Estate Planning, Trusts, Probate

Advance Health Care Directive


Published in

The Santa Monica Star

Volume XIX Number 5

May 2020

Planning Ahead:

Advance Health Care Directive

By Lisa C. Alexander, Esq.

Lisa C. Alexander

is an attorney at

Jakle & Alexander, LLP

For further questions, regarding this topic, please contact Lisa at:


(310) 395-6555


We are all doing our part – wearing our masks, keeping safe distance and staying home. We also need to be prepared for serious illness which may still occur. Now is the time to make your Advance Health Care Directive (AHCD). An AHCD puts in writing your wishes for health care treatment and names one or more people as your “agent” to make decisions and direct your health care if you are not able to speak for yourself. COVID-19 comes to mind but it could be an accident or other serious illness that renders us unable to direct medical care for ourselves.

We are uncomfortable thinking about our own mortality. And yet, by having the conversation, talking to our family and most importantly the person we want to serve as our health care agent, it can reduce anxiety for ourselves and reduce stress for our family should they ever have to make medical care decisions for us. Topics for discussion could include whether and under what circumstances you would want to refuse aggressive treatment such as intubation and life support, and whether you would want to be resuscitated in the event of a medical emergency. If there are treatment options, what are the factors, such as quality of life issues, you would want your agent to consider? How do you feel about organ donation?

Then, most importantly, put your wishes in writing. You don’t need an attorney to do this. There are many AHCD forms easy to find on the internet.
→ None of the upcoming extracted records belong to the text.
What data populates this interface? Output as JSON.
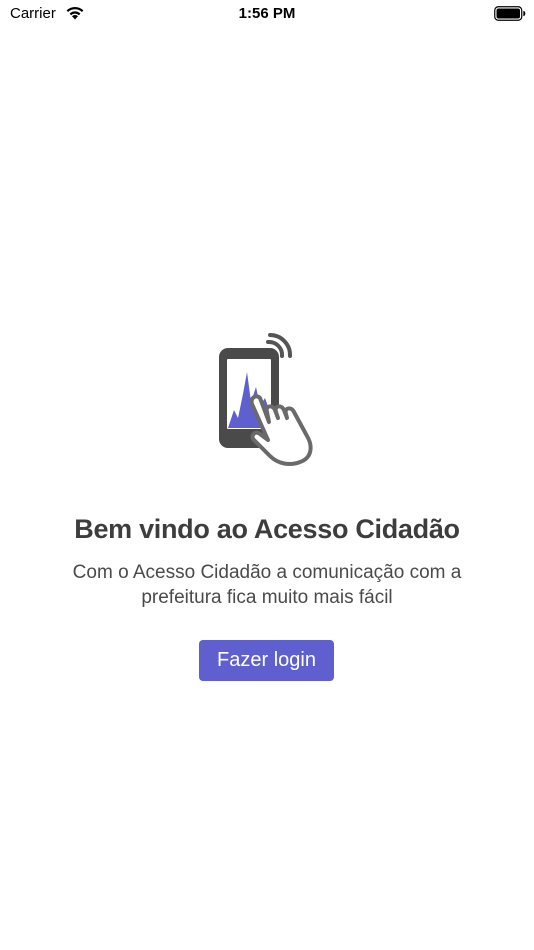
{
  "status_bar": {
    "carrier": "Carrier",
    "time": "1:56 PM",
    "icons": [
      "wifi-icon",
      "battery-icon"
    ]
  },
  "welcome": {
    "icon": "phone-touch-icon",
    "title": "Bem vindo ao Acesso Cidadão",
    "subtitle": "Com o Acesso Cidadão a comunicação com a prefeitura fica muito mais fácil",
    "login_label": "Fazer login"
  },
  "colors": {
    "accent": "#5f5fcf",
    "text": "#3d3d3d",
    "background": "#ffffff"
  }
}
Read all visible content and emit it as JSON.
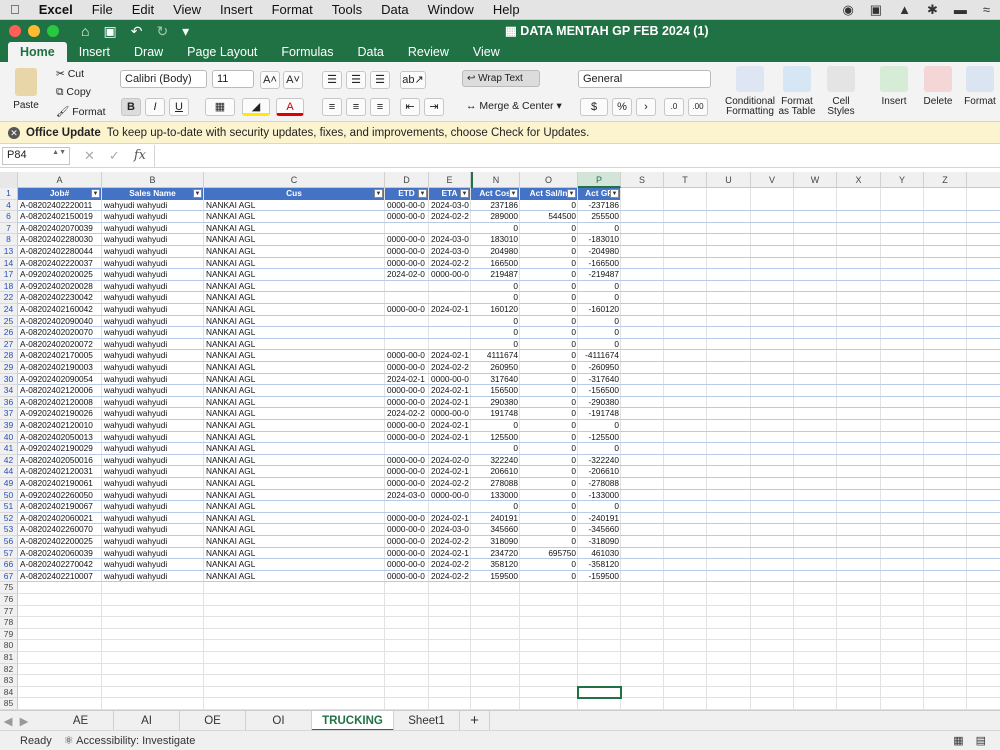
{
  "macmenu": {
    "app": "Excel",
    "items": [
      "File",
      "Edit",
      "View",
      "Insert",
      "Format",
      "Tools",
      "Data",
      "Window",
      "Help"
    ]
  },
  "window": {
    "title": "DATA MENTAH GP FEB 2024 (1)"
  },
  "ribbon_tabs": [
    "Home",
    "Insert",
    "Draw",
    "Page Layout",
    "Formulas",
    "Data",
    "Review",
    "View"
  ],
  "ribbon": {
    "paste": "Paste",
    "cut": "Cut",
    "copy": "Copy",
    "format": "Format",
    "font": "Calibri (Body)",
    "size": "11",
    "wrap": "Wrap Text",
    "merge": "Merge & Center",
    "numfmt": "General",
    "cond": "Conditional Formatting",
    "astable": "Format as Table",
    "styles": "Cell Styles",
    "insert": "Insert",
    "delete": "Delete",
    "format2": "Format"
  },
  "notice": {
    "title": "Office Update",
    "text": "To keep up-to-date with security updates, fixes, and improvements, choose Check for Updates."
  },
  "formula": {
    "namebox": "P84",
    "fx": "fx"
  },
  "columns": [
    "A",
    "B",
    "C",
    "D",
    "E",
    "N",
    "O",
    "P",
    "S",
    "T",
    "U",
    "V",
    "W",
    "X",
    "Y",
    "Z"
  ],
  "headers": [
    "Job#",
    "Sales Name",
    "Cus",
    "ETD",
    "ETA",
    "Act Cos",
    "Act Sal/In",
    "Act GP"
  ],
  "rows": [
    [
      "4",
      "A-08202402220011",
      "wahyudi wahyudi",
      "NANKAI AGL",
      "0000-00-0",
      "2024-03-0",
      "237186",
      "0",
      "-237186"
    ],
    [
      "6",
      "A-08202402150019",
      "wahyudi wahyudi",
      "NANKAI AGL",
      "0000-00-0",
      "2024-02-2",
      "289000",
      "544500",
      "255500"
    ],
    [
      "7",
      "A-08202402070039",
      "wahyudi wahyudi",
      "NANKAI AGL",
      "",
      "",
      "0",
      "0",
      "0"
    ],
    [
      "8",
      "A-08202402280030",
      "wahyudi wahyudi",
      "NANKAI AGL",
      "0000-00-0",
      "2024-03-0",
      "183010",
      "0",
      "-183010"
    ],
    [
      "13",
      "A-08202402280044",
      "wahyudi wahyudi",
      "NANKAI AGL",
      "0000-00-0",
      "2024-03-0",
      "204980",
      "0",
      "-204980"
    ],
    [
      "14",
      "A-08202402220037",
      "wahyudi wahyudi",
      "NANKAI AGL",
      "0000-00-0",
      "2024-02-2",
      "166500",
      "0",
      "-166500"
    ],
    [
      "17",
      "A-09202402020025",
      "wahyudi wahyudi",
      "NANKAI AGL",
      "2024-02-0",
      "0000-00-0",
      "219487",
      "0",
      "-219487"
    ],
    [
      "18",
      "A-09202402020028",
      "wahyudi wahyudi",
      "NANKAI AGL",
      "",
      "",
      "0",
      "0",
      "0"
    ],
    [
      "22",
      "A-08202402230042",
      "wahyudi wahyudi",
      "NANKAI AGL",
      "",
      "",
      "0",
      "0",
      "0"
    ],
    [
      "24",
      "A-08202402160042",
      "wahyudi wahyudi",
      "NANKAI AGL",
      "0000-00-0",
      "2024-02-1",
      "160120",
      "0",
      "-160120"
    ],
    [
      "25",
      "A-08202402090040",
      "wahyudi wahyudi",
      "NANKAI AGL",
      "",
      "",
      "0",
      "0",
      "0"
    ],
    [
      "26",
      "A-08202402020070",
      "wahyudi wahyudi",
      "NANKAI AGL",
      "",
      "",
      "0",
      "0",
      "0"
    ],
    [
      "27",
      "A-08202402020072",
      "wahyudi wahyudi",
      "NANKAI AGL",
      "",
      "",
      "0",
      "0",
      "0"
    ],
    [
      "28",
      "A-08202402170005",
      "wahyudi wahyudi",
      "NANKAI AGL",
      "0000-00-0",
      "2024-02-1",
      "4111674",
      "0",
      "-4111674"
    ],
    [
      "29",
      "A-08202402190003",
      "wahyudi wahyudi",
      "NANKAI AGL",
      "0000-00-0",
      "2024-02-2",
      "260950",
      "0",
      "-260950"
    ],
    [
      "30",
      "A-09202402090054",
      "wahyudi wahyudi",
      "NANKAI AGL",
      "2024-02-1",
      "0000-00-0",
      "317640",
      "0",
      "-317640"
    ],
    [
      "34",
      "A-08202402120006",
      "wahyudi wahyudi",
      "NANKAI AGL",
      "0000-00-0",
      "2024-02-1",
      "156500",
      "0",
      "-156500"
    ],
    [
      "36",
      "A-08202402120008",
      "wahyudi wahyudi",
      "NANKAI AGL",
      "0000-00-0",
      "2024-02-1",
      "290380",
      "0",
      "-290380"
    ],
    [
      "37",
      "A-09202402190026",
      "wahyudi wahyudi",
      "NANKAI AGL",
      "2024-02-2",
      "0000-00-0",
      "191748",
      "0",
      "-191748"
    ],
    [
      "39",
      "A-08202402120010",
      "wahyudi wahyudi",
      "NANKAI AGL",
      "0000-00-0",
      "2024-02-1",
      "0",
      "0",
      "0"
    ],
    [
      "40",
      "A-08202402050013",
      "wahyudi wahyudi",
      "NANKAI AGL",
      "0000-00-0",
      "2024-02-1",
      "125500",
      "0",
      "-125500"
    ],
    [
      "41",
      "A-09202402190029",
      "wahyudi wahyudi",
      "NANKAI AGL",
      "",
      "",
      "0",
      "0",
      "0"
    ],
    [
      "42",
      "A-08202402050016",
      "wahyudi wahyudi",
      "NANKAI AGL",
      "0000-00-0",
      "2024-02-0",
      "322240",
      "0",
      "-322240"
    ],
    [
      "44",
      "A-08202402120031",
      "wahyudi wahyudi",
      "NANKAI AGL",
      "0000-00-0",
      "2024-02-1",
      "206610",
      "0",
      "-206610"
    ],
    [
      "49",
      "A-08202402190061",
      "wahyudi wahyudi",
      "NANKAI AGL",
      "0000-00-0",
      "2024-02-2",
      "278088",
      "0",
      "-278088"
    ],
    [
      "50",
      "A-09202402260050",
      "wahyudi wahyudi",
      "NANKAI AGL",
      "2024-03-0",
      "0000-00-0",
      "133000",
      "0",
      "-133000"
    ],
    [
      "51",
      "A-08202402190067",
      "wahyudi wahyudi",
      "NANKAI AGL",
      "",
      "",
      "0",
      "0",
      "0"
    ],
    [
      "52",
      "A-08202402060021",
      "wahyudi wahyudi",
      "NANKAI AGL",
      "0000-00-0",
      "2024-02-1",
      "240191",
      "0",
      "-240191"
    ],
    [
      "53",
      "A-08202402260070",
      "wahyudi wahyudi",
      "NANKAI AGL",
      "0000-00-0",
      "2024-03-0",
      "345660",
      "0",
      "-345660"
    ],
    [
      "56",
      "A-08202402200025",
      "wahyudi wahyudi",
      "NANKAI AGL",
      "0000-00-0",
      "2024-02-2",
      "318090",
      "0",
      "-318090"
    ],
    [
      "57",
      "A-08202402060039",
      "wahyudi wahyudi",
      "NANKAI AGL",
      "0000-00-0",
      "2024-02-1",
      "234720",
      "695750",
      "461030"
    ],
    [
      "66",
      "A-08202402270042",
      "wahyudi wahyudi",
      "NANKAI AGL",
      "0000-00-0",
      "2024-02-2",
      "358120",
      "0",
      "-358120"
    ],
    [
      "67",
      "A-08202402210007",
      "wahyudi wahyudi",
      "NANKAI AGL",
      "0000-00-0",
      "2024-02-2",
      "159500",
      "0",
      "-159500"
    ]
  ],
  "empty_rows": [
    "75",
    "76",
    "77",
    "78",
    "79",
    "80",
    "81",
    "82",
    "83",
    "84",
    "85"
  ],
  "sheets": [
    "AE",
    "AI",
    "OE",
    "OI",
    "TRUCKING",
    "Sheet1"
  ],
  "active_sheet": "TRUCKING",
  "status": {
    "ready": "Ready",
    "access": "Accessibility: Investigate"
  }
}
You can look at the website of your local hospital, your health care insurer, or your medical group. Some forms are very simple and general. Other forms allow you to express your wishes in great detail. You can have your signature notarized or ask two people to be your witnesses. Make multiple copies of the signed AHCD to give to your doctor, your agent and your lawyer if you have one. Keep a copy at home where it can be easily found.

Making your AHCD is the ultimate in self-care and an invaluable gift to our families, doctors and medical team. And, in this time of anxiety, planning for worst case puts you back in control.